I have the following question, from Isaacs' Algebra book.
Suppose $F\le E$ is a finite-degree normal field extension, and that $K$ and $L$ are intermediate subfields (between $F$ and $E$). If $E$ is separable over $K$ and $L$, prove $E$ is separable over $K\cap L$.
I've tried to prove this by recognizing that $E$ is Galois over $K$ and $L$, and then showing $E$ is Galois over $K\cap L$. Here is my attempt:
Let $M$ be the fixed field of $Gal(E/K\cap L)$, so that $K\cap L\subset M$. Now every element of $Gal(E/K)$ fixes $K\cap L$, and the same is true of $Gal(E/L)$. So $Gal(E/K)$ and $Gal(E/L)$ are subgroups of $Gal(E/K\cap L)$. By the fundamental theorem of Galois theory, $K$ (as the fixed field of the subgroup of $Gal(E/K)$) and $L$ (as the fixed field of the subgroup of $Gal(E/L)$) are fields containing $M$. Then $M\subset K\cap L$, so $M=K\cap L$ and thus $E$ is Galois over $K\cap L$.
Can someone let me know if this proof works? Or if there is a different way to solve this exercise?

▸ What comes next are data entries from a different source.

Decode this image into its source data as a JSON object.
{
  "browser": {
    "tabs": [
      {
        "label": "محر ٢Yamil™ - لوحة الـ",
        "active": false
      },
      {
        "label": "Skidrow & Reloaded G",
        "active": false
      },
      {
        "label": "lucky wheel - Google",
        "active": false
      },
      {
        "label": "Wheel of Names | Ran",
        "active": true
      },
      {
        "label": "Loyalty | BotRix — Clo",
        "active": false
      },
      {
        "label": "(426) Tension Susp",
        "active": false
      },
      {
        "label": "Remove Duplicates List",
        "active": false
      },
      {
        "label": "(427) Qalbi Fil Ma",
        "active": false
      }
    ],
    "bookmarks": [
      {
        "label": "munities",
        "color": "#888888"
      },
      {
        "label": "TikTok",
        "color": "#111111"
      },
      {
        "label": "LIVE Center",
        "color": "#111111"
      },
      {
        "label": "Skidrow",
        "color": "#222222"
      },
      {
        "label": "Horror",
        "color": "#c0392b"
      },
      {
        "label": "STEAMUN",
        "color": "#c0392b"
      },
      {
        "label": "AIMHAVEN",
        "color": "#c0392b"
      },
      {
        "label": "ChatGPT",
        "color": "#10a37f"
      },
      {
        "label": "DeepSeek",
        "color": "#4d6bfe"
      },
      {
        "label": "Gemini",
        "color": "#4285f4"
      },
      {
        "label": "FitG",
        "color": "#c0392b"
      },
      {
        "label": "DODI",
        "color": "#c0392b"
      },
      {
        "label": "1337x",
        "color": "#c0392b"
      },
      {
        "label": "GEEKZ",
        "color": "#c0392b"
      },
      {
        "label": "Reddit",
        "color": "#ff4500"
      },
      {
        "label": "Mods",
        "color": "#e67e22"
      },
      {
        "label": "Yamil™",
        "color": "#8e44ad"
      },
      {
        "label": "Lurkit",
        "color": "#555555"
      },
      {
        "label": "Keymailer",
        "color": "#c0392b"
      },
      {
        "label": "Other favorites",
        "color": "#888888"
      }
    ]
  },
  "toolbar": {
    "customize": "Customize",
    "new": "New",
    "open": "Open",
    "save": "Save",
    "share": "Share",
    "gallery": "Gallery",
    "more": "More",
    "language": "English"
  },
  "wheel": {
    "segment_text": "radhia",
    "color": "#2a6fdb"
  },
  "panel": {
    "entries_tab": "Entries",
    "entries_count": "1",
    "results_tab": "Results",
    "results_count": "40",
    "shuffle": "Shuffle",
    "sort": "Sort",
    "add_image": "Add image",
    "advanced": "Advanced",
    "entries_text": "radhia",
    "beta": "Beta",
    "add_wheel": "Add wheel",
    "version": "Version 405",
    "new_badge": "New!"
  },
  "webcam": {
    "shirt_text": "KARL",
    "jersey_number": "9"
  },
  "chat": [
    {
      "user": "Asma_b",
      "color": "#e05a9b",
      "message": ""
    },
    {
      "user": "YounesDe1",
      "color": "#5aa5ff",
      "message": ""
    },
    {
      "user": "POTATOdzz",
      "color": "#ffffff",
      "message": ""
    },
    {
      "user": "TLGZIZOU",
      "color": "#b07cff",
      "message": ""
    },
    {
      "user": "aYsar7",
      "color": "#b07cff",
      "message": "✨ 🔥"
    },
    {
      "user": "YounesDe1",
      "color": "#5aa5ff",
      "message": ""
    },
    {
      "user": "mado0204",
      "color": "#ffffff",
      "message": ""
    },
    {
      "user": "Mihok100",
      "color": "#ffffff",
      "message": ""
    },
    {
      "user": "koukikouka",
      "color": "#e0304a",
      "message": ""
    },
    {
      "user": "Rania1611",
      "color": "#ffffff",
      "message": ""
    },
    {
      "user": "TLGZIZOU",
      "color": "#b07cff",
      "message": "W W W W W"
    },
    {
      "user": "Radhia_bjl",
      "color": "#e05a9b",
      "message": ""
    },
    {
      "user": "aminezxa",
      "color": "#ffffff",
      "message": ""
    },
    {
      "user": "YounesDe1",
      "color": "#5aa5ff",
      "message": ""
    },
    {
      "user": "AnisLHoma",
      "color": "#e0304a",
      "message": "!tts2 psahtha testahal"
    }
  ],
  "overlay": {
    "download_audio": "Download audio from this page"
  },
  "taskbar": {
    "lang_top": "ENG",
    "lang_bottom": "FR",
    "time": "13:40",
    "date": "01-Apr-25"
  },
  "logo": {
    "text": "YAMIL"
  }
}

The group $G=Gal(E/F)$ is finite. By Galois theory $K$ is the fixed field of the subgroup $G_1 = Gal(E/K)$ of $G$, and $L$ is the fixed field of the subgroup $G_2 = Gal(E/L)$ of $G$. So the fixed field of $(G_1, G_2)$ ( the subgroup of $G$ generated by $G_1$, $G_2$) is $K\cap L$. Now we use the following fact: If $H$ is a finite group of automorphisms of a field $E$ and $M$ is fixed subfield then $E/M$ is a Galois extension. Indeed, let $e\in E$ and $e_1=e, e_2, \ldots, e_s$ the orbit of $e$ under $H$. The polynomial $\prod_i(X-e_i)$ has coefficients in $M$, and distinct roots, all in $E$.